Stoic Quotes on Control, What Is Up to You and What Is Not

A collection of the essential Stoic quotes on control, centered on Epictetus, who built his whole philosophy on one idea: some things are up to us and some are not. These lines map the single most useful distinction in Stoicism, the one that drains away most of our needless suffering.
If you take one idea from the Stoics, take this one. Sort the world into what you control and what you do not, then spend your energy only on the first. Here are the lines that say it best.
What is up to you
Epictetus opens his handbook with the distinction the whole philosophy rests on.
“Some things are in our control and others are not. Within our control are opinion, pursuit, desire, aversion; outside our control are body, property, reputation, and command.”
Epictetus, Enchiridion“Where is the good? In the will. Where is the evil? In the will. Where is neither of them? In the things which are independent of the will.”
Epictetus, Discourses
Your response is the part that counts
You rarely control what happens. You always control how you meet it, and that is where your power lives.
“It is not what happens to you, but how you react to it that matters.”
Epictetus, Discourses“You have power over your mind — not outside events. Realize this, and you will find strength.”
Marcus Aurelius, Meditations
Master yourself first
The Stoics defined freedom not as doing whatever you like, but as not being ruled by your own impulses.
“No man is free who is not master of himself.”
Epictetus, Discourses“Men are disturbed not by things, but by the views which they take of things.”
Epictetus, Enchiridion
Use what is yours, release the rest
The practical move is to pour yourself into your own part and let go of the outcome.
“Make the best use of what is in your power, and take the rest as it happens.”
Epictetus, Discourses“There is only one way to happiness, and that is to cease worrying about things beyond the power of our will.”
Epictetus, Discourses
To put this into daily practice, see the dichotomy of control.

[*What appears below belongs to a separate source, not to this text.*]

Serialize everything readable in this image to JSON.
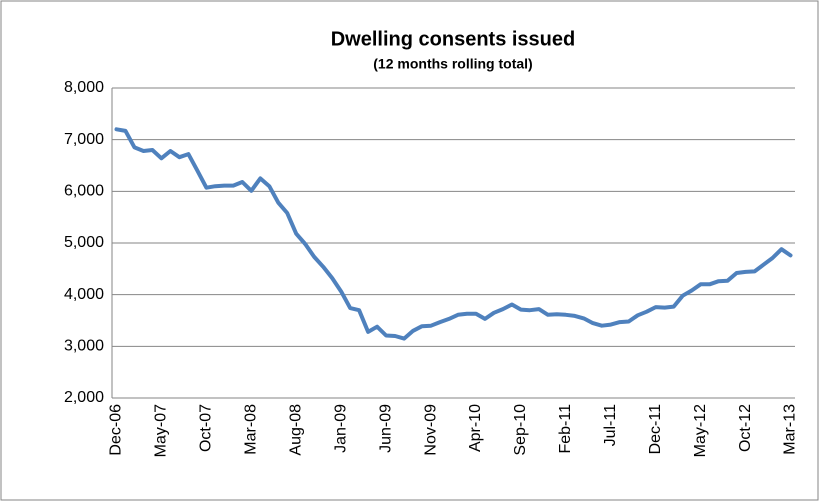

Frequently asked questions
What did the Stoics say about control?
The Stoics, especially Epictetus, taught that some things are within our control, namely our judgments, choices, desires, and actions, while most things are not, including outcomes, other people, our reputation, and our bodies. They held that nearly all suffering comes from trying to control what we cannot, and that peace comes from focusing our effort only on what is genuinely ours.
What is the most famous Stoic quote about control?
Epictetus’s opening line of the Enchiridion, “Some things are in our control and others are not,” is the most famous, because it states the principle the entire philosophy rests on. Marcus Aurelius’s “You have power over your mind, not outside events” is a close second, applying the same idea to the inner life.
How do I use the dichotomy of control?
When something troubles you, split it into two parts: what you can control and what you cannot. Your effort, response, and conduct are yours; the result, other people, and the past are not. Pour your energy into the first list and deliberately release the second. Practiced repeatedly, this simple sorting drains away the anxiety that comes from gripping things beyond your power.